Glucose is reduced to sorbitol in cells that contain the enzyme aldosereductase. This hexahydric alcohol cannot pass across the cell membrane, as a result of which its cellular concentration increases and the cell swells. Due to an accumulation of sorbitol in the lens of the eye, water is incorporated, impairing lenticular transparency (clouding of the lens [cataract]). Accumulation of sorbitol in the Schwann cells and neurons reduces nerve conduction (polyneuropathy), affecting mainly the autonomic nervous system, reflexes, and sensory functions. To avoid swelling, the cells compensate by giving off myoinositol which then, however, will not be available for other functions. Cells that do not take up glucose in sufficient amounts will shrink as a result of extracellular hyperosmolarity. The functions of lymphocytes that have shrunk are impaired (e.g., the formation of superoxides, which are important for immune defense). Diabetics are thus more prone to infection, for example, of the skin (boils) or kidney (pyelonephritis). These infections, in turn, increase the demand for insulin, because they lead to an increased release of insulin-antagonistic hormones. Hyperglycemia promotes the formation of sugar-containing plasma proteins such as fibrinogen, haptoglobin, α2-macroglobulin as well as clotting factors V–VIII. In this way clotting tendency and blood viscosity may be increased and thus the risk of thrombosis raised.

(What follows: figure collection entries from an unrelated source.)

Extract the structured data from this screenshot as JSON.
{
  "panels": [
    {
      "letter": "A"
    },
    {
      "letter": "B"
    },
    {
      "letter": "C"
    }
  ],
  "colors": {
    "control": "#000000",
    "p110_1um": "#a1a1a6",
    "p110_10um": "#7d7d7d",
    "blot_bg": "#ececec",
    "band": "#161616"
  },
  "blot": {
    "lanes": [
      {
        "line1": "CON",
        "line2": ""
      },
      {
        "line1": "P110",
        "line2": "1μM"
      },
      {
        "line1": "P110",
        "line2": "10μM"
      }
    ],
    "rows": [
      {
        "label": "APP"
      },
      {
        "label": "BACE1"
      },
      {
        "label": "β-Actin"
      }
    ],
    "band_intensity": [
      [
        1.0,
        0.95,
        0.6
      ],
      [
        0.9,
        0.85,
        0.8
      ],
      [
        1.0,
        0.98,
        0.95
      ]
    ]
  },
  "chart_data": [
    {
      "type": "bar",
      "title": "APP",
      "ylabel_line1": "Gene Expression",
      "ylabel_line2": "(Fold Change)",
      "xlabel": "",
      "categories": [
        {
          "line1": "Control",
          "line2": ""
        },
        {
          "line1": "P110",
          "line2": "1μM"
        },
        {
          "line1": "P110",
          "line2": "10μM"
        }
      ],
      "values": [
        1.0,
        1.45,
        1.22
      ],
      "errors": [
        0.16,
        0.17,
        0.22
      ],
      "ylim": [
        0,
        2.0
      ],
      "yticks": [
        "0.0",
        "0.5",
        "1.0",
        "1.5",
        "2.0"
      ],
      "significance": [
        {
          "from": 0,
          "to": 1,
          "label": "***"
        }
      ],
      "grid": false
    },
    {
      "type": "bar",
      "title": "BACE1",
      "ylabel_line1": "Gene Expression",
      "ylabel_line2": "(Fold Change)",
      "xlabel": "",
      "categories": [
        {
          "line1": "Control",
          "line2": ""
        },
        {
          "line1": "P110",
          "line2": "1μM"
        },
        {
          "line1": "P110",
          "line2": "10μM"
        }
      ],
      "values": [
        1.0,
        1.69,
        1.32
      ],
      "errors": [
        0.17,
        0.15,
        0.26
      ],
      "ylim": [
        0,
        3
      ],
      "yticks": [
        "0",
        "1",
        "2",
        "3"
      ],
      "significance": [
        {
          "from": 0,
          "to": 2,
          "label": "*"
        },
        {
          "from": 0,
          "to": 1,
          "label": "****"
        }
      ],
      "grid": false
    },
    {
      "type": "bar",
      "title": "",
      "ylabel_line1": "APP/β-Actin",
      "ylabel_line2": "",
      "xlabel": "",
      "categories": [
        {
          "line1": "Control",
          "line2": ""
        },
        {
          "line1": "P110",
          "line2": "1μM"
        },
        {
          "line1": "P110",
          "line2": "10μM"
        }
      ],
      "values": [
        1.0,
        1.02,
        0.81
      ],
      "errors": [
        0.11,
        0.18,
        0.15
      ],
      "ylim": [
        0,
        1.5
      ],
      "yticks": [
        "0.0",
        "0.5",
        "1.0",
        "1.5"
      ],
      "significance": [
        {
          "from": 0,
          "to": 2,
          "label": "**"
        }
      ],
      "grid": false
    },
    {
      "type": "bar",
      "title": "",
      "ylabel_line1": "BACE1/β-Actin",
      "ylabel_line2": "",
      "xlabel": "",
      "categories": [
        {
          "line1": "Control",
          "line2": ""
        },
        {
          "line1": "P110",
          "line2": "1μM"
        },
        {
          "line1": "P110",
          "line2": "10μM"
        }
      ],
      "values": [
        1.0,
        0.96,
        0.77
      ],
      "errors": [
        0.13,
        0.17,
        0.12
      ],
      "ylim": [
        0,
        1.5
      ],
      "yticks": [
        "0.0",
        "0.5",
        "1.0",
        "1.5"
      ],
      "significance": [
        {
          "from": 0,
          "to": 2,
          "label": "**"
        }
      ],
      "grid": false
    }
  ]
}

By binding of glucose to free amino-groups of proteins and a subsequent, not fully understood, irreversible Amadori reaction, advanced glycation end products AGEs) are formed. They also occur in increasing amounts in the elderly. A protein network can be formed through the formation of pentosin. AGEs bind to respective receptors of the cell membrane and can thus promote the deposition of col lagenin the basement membranes of the blood vessels. The formation of connective tissue is in part stimulated via transforming growth factor β (TGF-β). Additionally, however, the collagen fibers can be changed by glycosylation. Both changes produce thickening of the basement membranes with reduced permeability and luminal narrowing (microangiopathy). Changes occur in the retina, also as a result of microangiopathies, that ultimately may lead to blindness (retinopathy). In the kidney glomerulosclerosis (Kimmelstiel–Wilson) develops, which can result in proteinuria, reduced glomerular filtration rate due to a loss of glomeruli, hypertension, and renal failure. Because of the high amino acid concentration in plasma, hyperfiltration takes place in the remaining intact glomeruli, which as a result are also damaged. Together with a rise of VLDL in blood and the raised clotting tendency of the blood (see above), hypertension promotes the development of a macroangiopathy that can further damage the kidneys and cause myocardial infarction, cerebral infarction, and peripheral vascular disease. Lastly, glucose can react with hemoglobin (HbA) to form HbA 1c, whose increased concentration inblood points to a hyperglycemia that has been present for some time. HbA 1c has a higher oxygen affinity than HbA and thus releases oxygen in the periphery less readily. The persisting insulin deficiency further leads to a reduction in the erythrocytic concentration of 2,3-bisphosphoglycerate (BPG), which, as allosteric regulator of hemoglobin, reduces its oxygen affinity. The BPG deficiency also results in an increased oxygen affinity of HbA. Diabetic mothers have a statistically higher chance of giving birth to a heavier than normal baby. This may be the result of an increased concentration of amino acids in blood, producing an increased release of somatotropin.